As discussed in Linear Models, logistic regression estimates a linear relationship between a set of features and a binary outcome, mediated by a sigmoid function to ensure the model produces probabilities. The frequentist approach resulted in point estimates for the parameters that measure the influence of each feature on the probability that a data point belongs to the positive class, with confidence intervals based on assumptions about the parameter distribution.
Bayesian logistic regression, in contrast, estimates the posterior distribution over the parameters itself. The posterior allows for more robust estimates of what is called a Bayesian credible interval for each parameter with the benefit of more transparency about the model’s uncertainty.
The notebook pymc3_workflow demonstrates the PYMC3 workflow, including: - MAP Inference - Markov Chain Monte Carlo Estimate - Metropolis-Hastings - NUTS Sampler - Variational Inference - Model Diagnostics - Energy and Forest Plots - Posterior Predictive Checks (PPD), and - Credible Intervals (CI) - Prediction - MCMC Sampler Animation
Now that we are familiar with the Bayesian approach to ML and probabilistic programming with PyMC3, let’s explore a few relevant trading-related applications, namely - modeling the Sharpe ratio as a probabilistic model for more insightful performance comparison - computing pairs trading hedge ratios using Bayesian linear regression - analyzing linear time series models from a Bayesian perspective
The notebook bayesian_sharpe_ratio illustrates how to define the Sharpe ratio (SR) as a probabilistic model using PyMC3, and how to compare its posterior distributions for different return series.
The Bayesian estimation for two series offers very rich insights because it provides the complete distributions of the credible values for the effect size, the group SR means and their difference, as well as standard deviations and their difference. The Python implementation is due to Thomas Wiecki and was inspired by the R package BEST (Meredith and Kruschke 2018), see 'Resources' below.
Relevant use cases of a Bayesian SR include the analysis of differences between alternative strategies, or between a strategy’s in-sample return relative to its out-of-sample return (see the notebook bayesian_sharpe_ratio for details). The Bayesian Sharpe ratio is also part of pyfolio’s Bayesian tearsheet.
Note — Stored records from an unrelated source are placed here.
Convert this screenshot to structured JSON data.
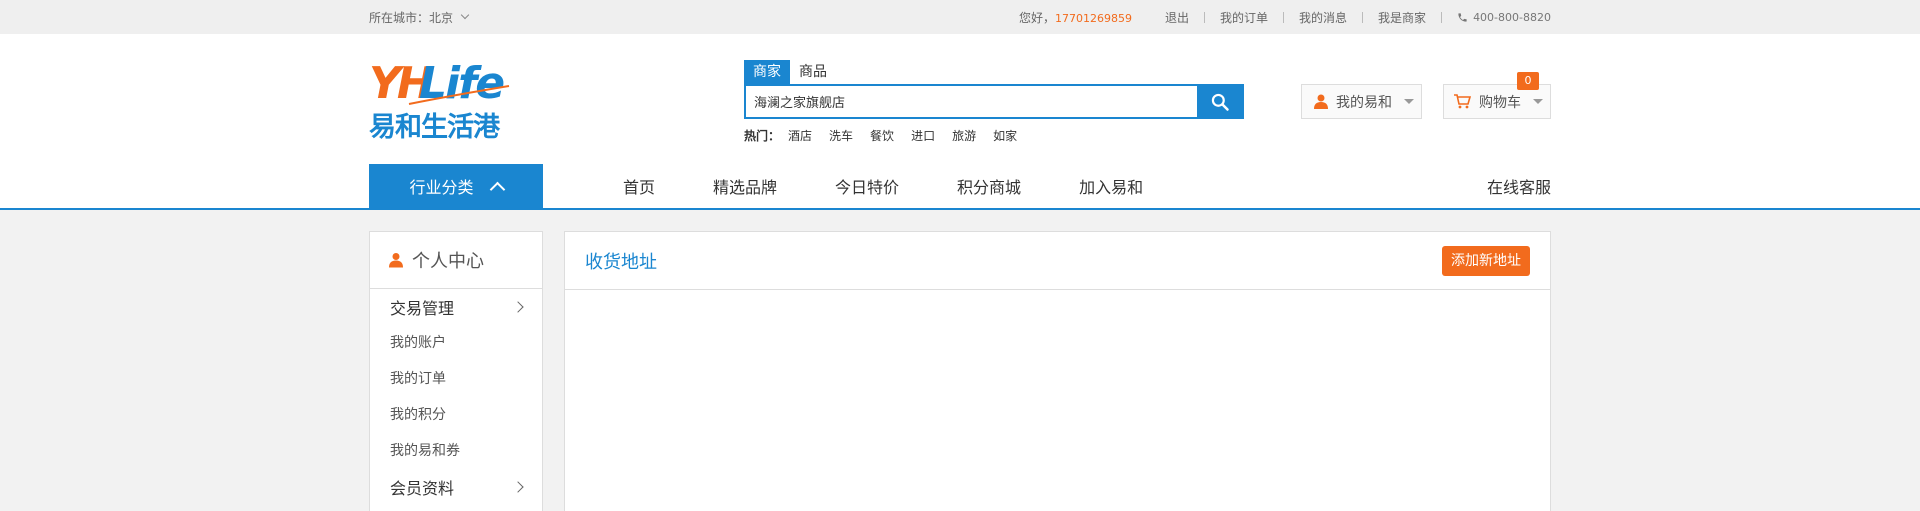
{
  "topbar": {
    "city_label": "所在城市：北京",
    "greeting": "您好，",
    "phone_user": "17701269859",
    "logout": "退出",
    "my_orders": "我的订单",
    "my_messages": "我的消息",
    "i_am_merchant": "我是商家",
    "hotline": "400-800-8820"
  },
  "logo": {
    "text_en": "YHLife",
    "text_cn": "易和生活港"
  },
  "search": {
    "tabs": [
      "商家",
      "商品"
    ],
    "active_tab": "商家",
    "value": "海澜之家旗舰店",
    "hot_label": "热门：",
    "hot_keywords": [
      "酒店",
      "洗车",
      "餐饮",
      "进口",
      "旅游",
      "如家"
    ]
  },
  "user_menu": {
    "label": "我的易和"
  },
  "cart": {
    "label": "购物车",
    "count": "0"
  },
  "nav": {
    "category": "行业分类",
    "links": [
      "首页",
      "精选品牌",
      "今日特价",
      "积分商城",
      "加入易和"
    ],
    "service": "在线客服"
  },
  "sidebar": {
    "title": "个人中心",
    "group1": "交易管理",
    "items": [
      "我的账户",
      "我的订单",
      "我的积分",
      "我的易和券"
    ],
    "group2": "会员资料"
  },
  "content": {
    "title": "收货地址",
    "add_button": "添加新地址"
  },
  "colors": {
    "brand_blue": "#1a86d0",
    "accent_orange": "#f26b1d"
  }
}
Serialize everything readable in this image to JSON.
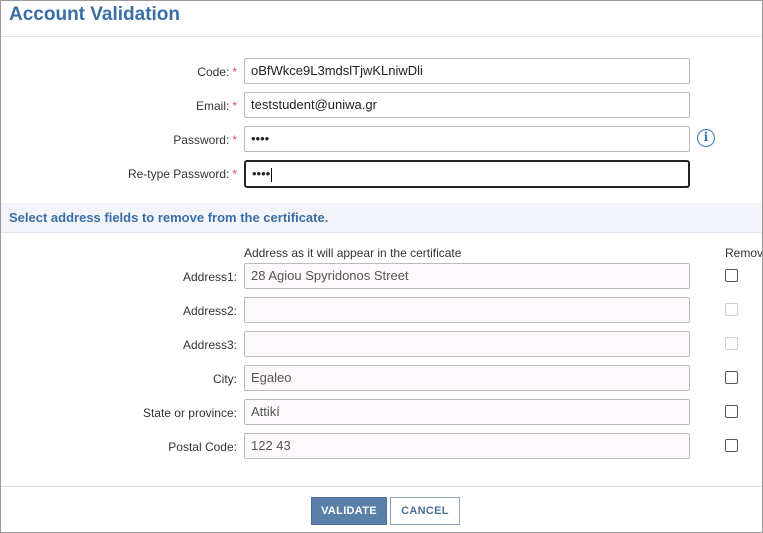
{
  "title": "Account Validation",
  "form": {
    "code": {
      "label": "Code:",
      "value": "oBfWkce9L3mdslTjwKLniwDli"
    },
    "email": {
      "label": "Email:",
      "value": "teststudent@uniwa.gr"
    },
    "password": {
      "label": "Password:",
      "value": "••••"
    },
    "retype_password": {
      "label": "Re-type Password:",
      "value": "••••"
    },
    "required_mark": "*"
  },
  "address_section": {
    "heading": "Select address fields to remove from the certificate.",
    "column_address": "Address as it will appear in the certificate",
    "column_remove": "Remove",
    "fields": [
      {
        "label": "Address1:",
        "value": "28 Agiou Spyridonos Street",
        "remove_enabled": true
      },
      {
        "label": "Address2:",
        "value": "",
        "remove_enabled": false
      },
      {
        "label": "Address3:",
        "value": "",
        "remove_enabled": false
      },
      {
        "label": "City:",
        "value": "Egaleo",
        "remove_enabled": true
      },
      {
        "label": "State or province:",
        "value": "Attikí",
        "remove_enabled": true
      },
      {
        "label": "Postal Code:",
        "value": "122 43",
        "remove_enabled": true
      }
    ]
  },
  "buttons": {
    "validate": "VALIDATE",
    "cancel": "CANCEL"
  },
  "icons": {
    "password_help": "info-icon"
  },
  "colors": {
    "accent": "#3a6ea5",
    "required": "#d9534f",
    "primary_button": "#5a7fa8"
  }
}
The last chapter introduced pairs trading as a popular trading strategy that relies on the cointegration of two or more assets. Given such assets, we need to estimate the hedging ratio to decide on the relative magnitude of long and short positions. A basic approach uses linear regression.
The notebook rolling_regression llustrates how Bayesian linear regression tracks changes in the relationship between two assets over time. It follows Thomas Wiecki’s example (see 'Resources' below).
As discussed in the chapter Time Series Models, asset prices have time-varying volatility. In some periods, returns are highly variable, while in others very stable.
Stochastic volatility models model this with a latent volatility variable, modeled as a stochastic process. The No-U-Turn Sampler was introduced using such a model, and the notebook stochastic_volatility illustrates this use case.
Thomas Wiecki, one of the main PyMC3 authors who also leads Data Science at Quantopian has created several examples that the following sections follow and build on. The PyMC3 documentation has many additional tutorials.